Abstract
In this talk I present a set of computing strategies that allow you to efficiently analyze data so that others can reproduce your results. First, I consider the importance of using robust and legible script files. Second, I explain the critical importance of retaining the unaltered script files and datasets used to obtain your results. This process involves the posting of files. Next, I consider the advantages of a dual workflow in which the data flow creates variables and datasets, while the analysis flow analyzes datasets, but does not construct variables or save datasets. Finally, I suggest ways of naming scripts and datasets that organize your files in a way that simplifies replication.
Speaker Bio
Scott Long is Distinguished Professor Emeritus and Chancellor’s Professor Emeritus of Sociology and Statistics at Indiana University. His methodological work has developed new methods for the interpretation of statistical results, unified literatures from diverse fields, and developed methods to facilitate reproducible research.
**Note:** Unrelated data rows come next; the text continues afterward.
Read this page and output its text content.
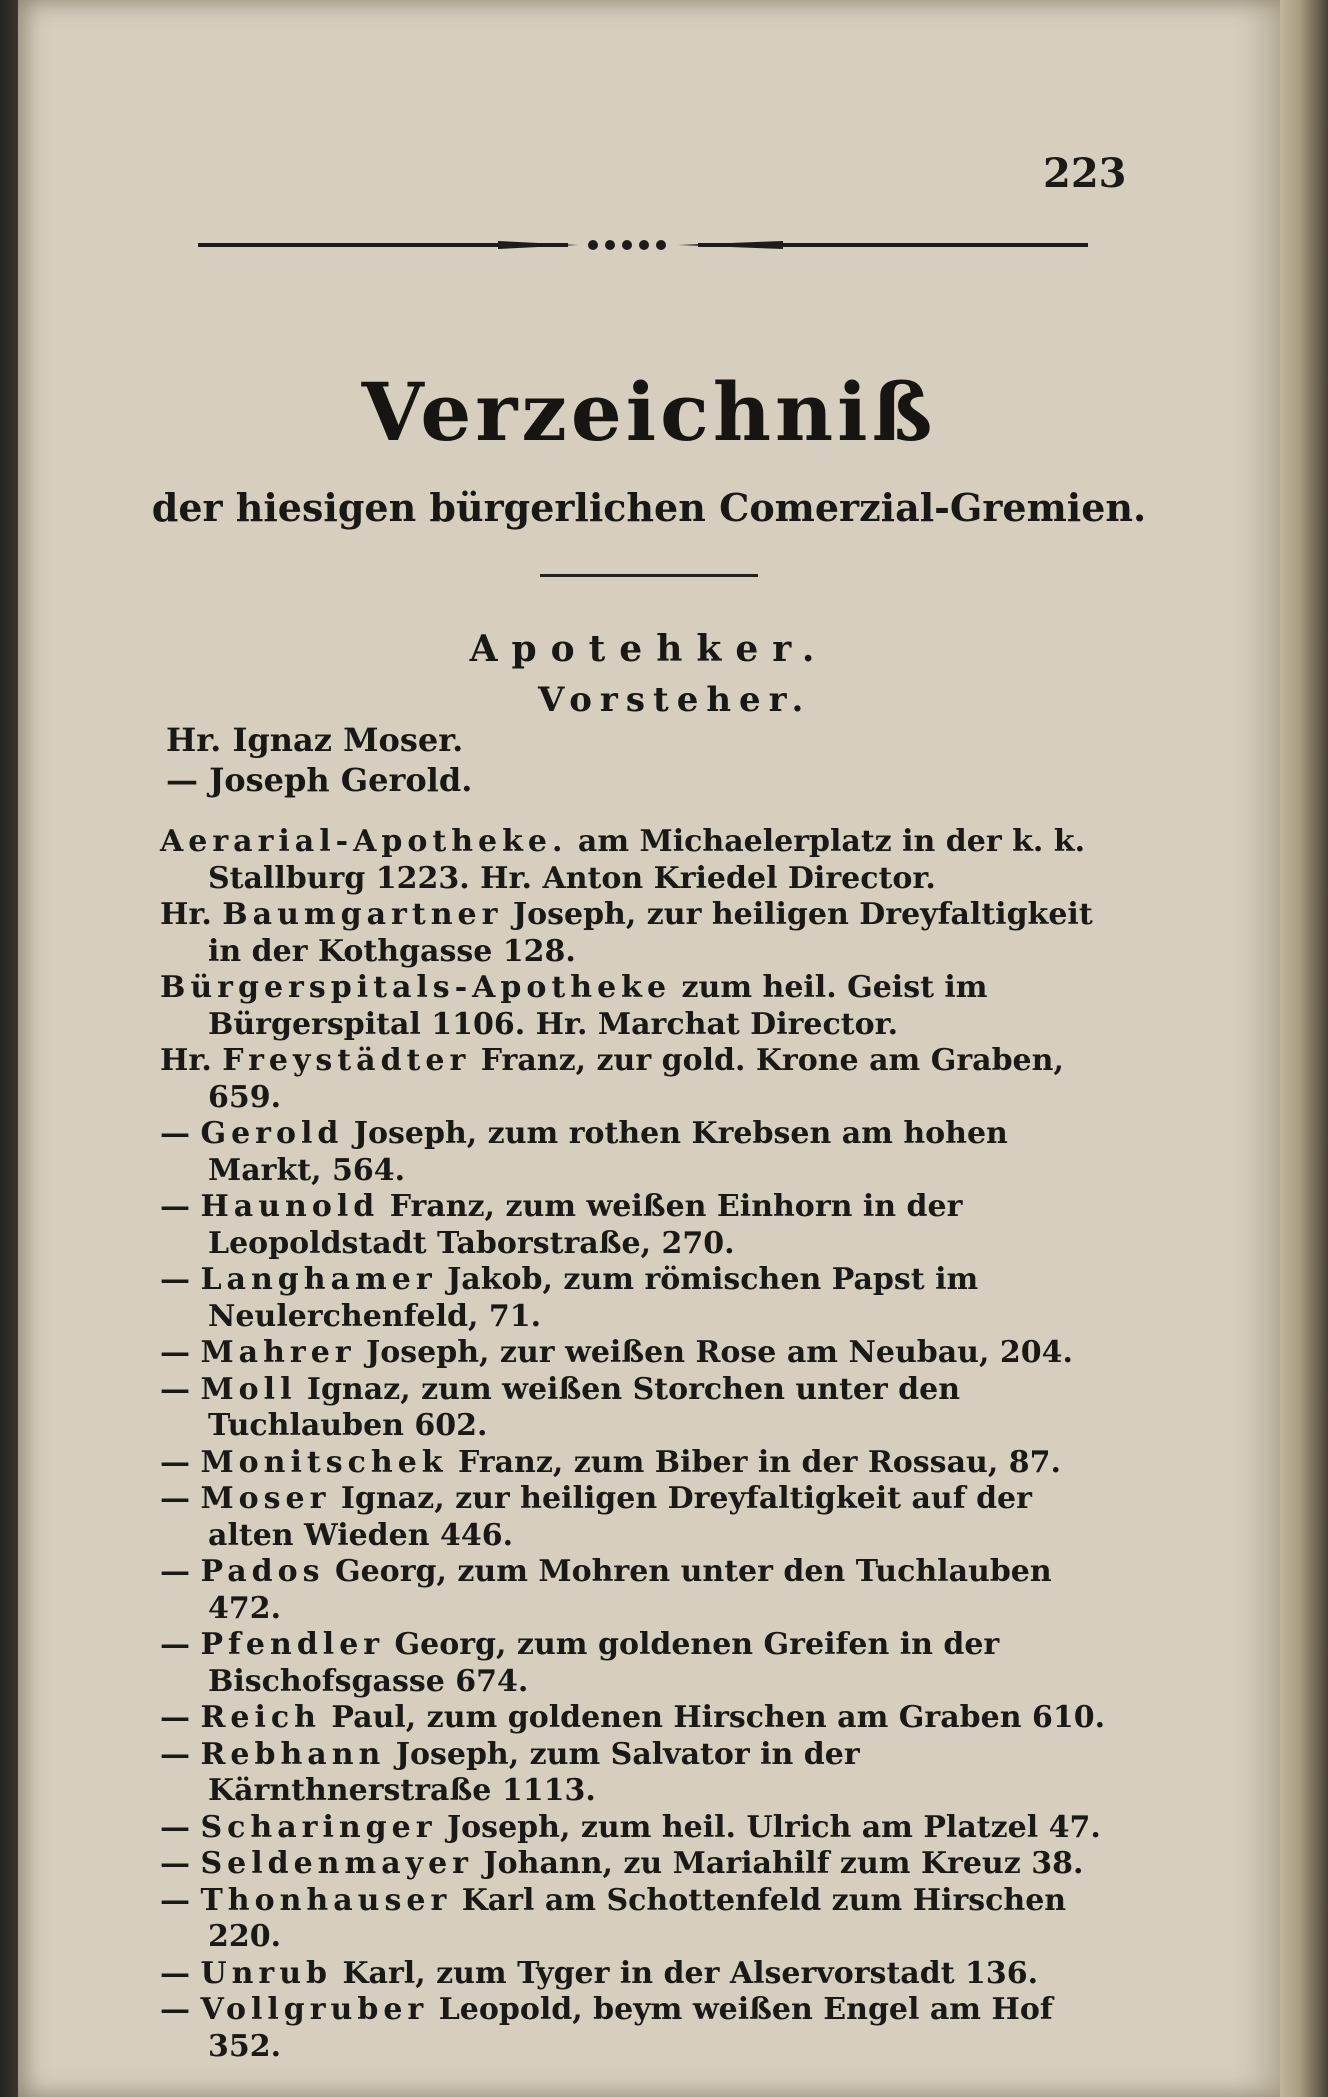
223
Verzeichniß
der hiesigen bürgerlichen Comerzial-Gremien.
Apotehker.
Vorsteher.
Hr. Ignaz Moser.
— Joseph Gerold.

Aerarial-Apotheke. am Michaelerplatz in der k. k. Stallburg 1223. Hr. Anton Kriedel Director.

Hr. Baumgartner Joseph, zur heiligen Dreyfaltigkeit in der Kothgasse 128.

Bürgerspitals-Apotheke zum heil. Geist im Bürgerspital 1106. Hr. Marchat Director.

Hr. Freystädter Franz, zur gold. Krone am Graben, 659.

— Gerold Joseph, zum rothen Krebsen am hohen Markt, 564.

— Haunold Franz, zum weißen Einhorn in der Leopoldstadt Taborstraße, 270.

— Langhamer Jakob, zum römischen Papst im Neulerchenfeld, 71.

— Mahrer Joseph, zur weißen Rose am Neubau, 204.

— Moll Ignaz, zum weißen Storchen unter den Tuchlauben 602.

— Monitschek Franz, zum Biber in der Rossau, 87.

— Moser Ignaz, zur heiligen Dreyfaltigkeit auf der alten Wieden 446.

— Pados Georg, zum Mohren unter den Tuchlauben 472.

— Pfendler Georg, zum goldenen Greifen in der Bischofsgasse 674.

— Reich Paul, zum goldenen Hirschen am Graben 610.

— Rebhann Joseph, zum Salvator in der Kärnthnerstraße 1113.

— Scharinger Joseph, zum heil. Ulrich am Platzel 47.

— Seldenmayer Johann, zu Mariahilf zum Kreuz 38.

— Thonhauser Karl am Schottenfeld zum Hirschen 220.

— Unrub Karl, zum Tyger in der Alservorstadt 136.

— Vollgruber Leopold, beym weißen Engel am Hof 352.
He is the author of texts on confirmatory factor analysis and structural equation modeling, regression models for categorical outcomes, and methods for reproducible results. He taught statistical methods at Indiana University and for the ICPSR Summer Program. His substantive research examined gender differences in scientific careers, health among mid-life women, stigma and mental illness, and human sexuality. This work was supported by the National Institute of Health and the National Science Foundation. Dr. Long was awarded the American Sociological Association’s Paul F. Lazarsfeld Memorial Award for Distinguished Contributions in the Field of Sociological Methodology and the Leamer-Rosenthal Prize for Open Social Science. He is an elected member of the Sociological Research Association and an elected fellow of the American Statistical Association.